Living in Hampton Roads, the words “Smithfield ham” worked like a Pavlovian bell…our family immediately started salivating over some salty goodness! Smithfield hams are, by law (really), only produced in Smithfield, Va. from peanut fed hogs.
The town is about an hour from our home in Chesapeake, so we set out for a day trip. What used to be a country drive is now often going through shopping centers that could be Anywhere, USA, but once you hit the downtown historic district, you know you’re in a real small town.
Main Street Smithfield is full of shops and several museums. But first we stopped at the Taste of Smithfield for lunch, so we could get a ham biscuit. It was as good as we always remembered.
One attraction we found interesting is the old courthouse. Once it was no longer in use as a courthouse, someone built a house around it. When the house was in disrepair, it was removed and most of the original courthouse structure reappeared! It’s now a good example of what a country courthouse looked like.

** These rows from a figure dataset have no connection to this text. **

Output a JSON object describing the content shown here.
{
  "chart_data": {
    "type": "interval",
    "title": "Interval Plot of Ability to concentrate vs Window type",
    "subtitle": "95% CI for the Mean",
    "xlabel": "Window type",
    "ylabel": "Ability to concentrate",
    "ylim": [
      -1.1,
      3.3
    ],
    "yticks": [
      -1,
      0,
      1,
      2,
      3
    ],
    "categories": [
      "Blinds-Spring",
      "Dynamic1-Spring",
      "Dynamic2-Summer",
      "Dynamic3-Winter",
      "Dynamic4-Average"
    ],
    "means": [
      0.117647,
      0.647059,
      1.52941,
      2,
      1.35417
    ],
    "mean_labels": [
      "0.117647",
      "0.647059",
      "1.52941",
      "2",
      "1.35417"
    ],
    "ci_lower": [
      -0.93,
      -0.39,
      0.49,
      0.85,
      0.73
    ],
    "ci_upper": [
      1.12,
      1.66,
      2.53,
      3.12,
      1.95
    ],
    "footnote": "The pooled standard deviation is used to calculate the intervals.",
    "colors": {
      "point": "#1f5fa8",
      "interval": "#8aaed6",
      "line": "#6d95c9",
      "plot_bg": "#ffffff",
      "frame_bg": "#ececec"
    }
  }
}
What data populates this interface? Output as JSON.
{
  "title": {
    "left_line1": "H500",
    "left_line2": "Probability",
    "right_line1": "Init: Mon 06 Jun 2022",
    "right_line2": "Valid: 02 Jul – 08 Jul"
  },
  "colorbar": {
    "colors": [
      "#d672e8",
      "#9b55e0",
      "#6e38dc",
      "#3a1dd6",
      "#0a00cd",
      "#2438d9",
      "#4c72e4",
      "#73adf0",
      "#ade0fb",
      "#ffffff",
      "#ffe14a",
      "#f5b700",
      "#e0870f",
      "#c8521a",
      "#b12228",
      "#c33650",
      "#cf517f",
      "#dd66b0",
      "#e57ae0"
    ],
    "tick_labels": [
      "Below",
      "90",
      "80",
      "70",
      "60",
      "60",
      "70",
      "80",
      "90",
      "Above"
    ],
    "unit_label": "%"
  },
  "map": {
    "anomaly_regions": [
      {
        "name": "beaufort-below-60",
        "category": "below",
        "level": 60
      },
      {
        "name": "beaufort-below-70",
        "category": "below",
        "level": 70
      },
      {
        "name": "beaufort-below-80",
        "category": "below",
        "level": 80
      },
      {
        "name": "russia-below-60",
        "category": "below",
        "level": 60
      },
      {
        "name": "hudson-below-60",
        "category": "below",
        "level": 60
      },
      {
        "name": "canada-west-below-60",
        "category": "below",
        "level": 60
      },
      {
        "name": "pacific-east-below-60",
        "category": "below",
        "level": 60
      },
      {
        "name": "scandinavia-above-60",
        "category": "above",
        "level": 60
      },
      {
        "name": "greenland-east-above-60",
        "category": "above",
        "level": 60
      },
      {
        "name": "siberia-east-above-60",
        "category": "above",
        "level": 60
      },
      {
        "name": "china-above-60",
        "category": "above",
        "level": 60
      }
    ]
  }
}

Smithfield is in Isle of Wight County, which has an interesting history of its own. Its original name was Warrosquyoke County, after the Native American tribe that lived there. That seemed too hard to pronounce so it was changed to Isle of Wight, after a British island. The Isle of Wight County Museum is located on Main Street. It is home to the largest ham and oldest peanut known to exist. Who knew?
Nearby is the town of Surry, Va., home to another famous ham maker, Edwards Ham.
We stopped by and picked up some country ham, but not Smithfield ham. Still very tasty. There’s not much else to Surry, but Bacon’s Castle is a good historical attraction, which we’ll save for another post.
We made dinner that evening of home made biscuits and Edwards country ham. Yum!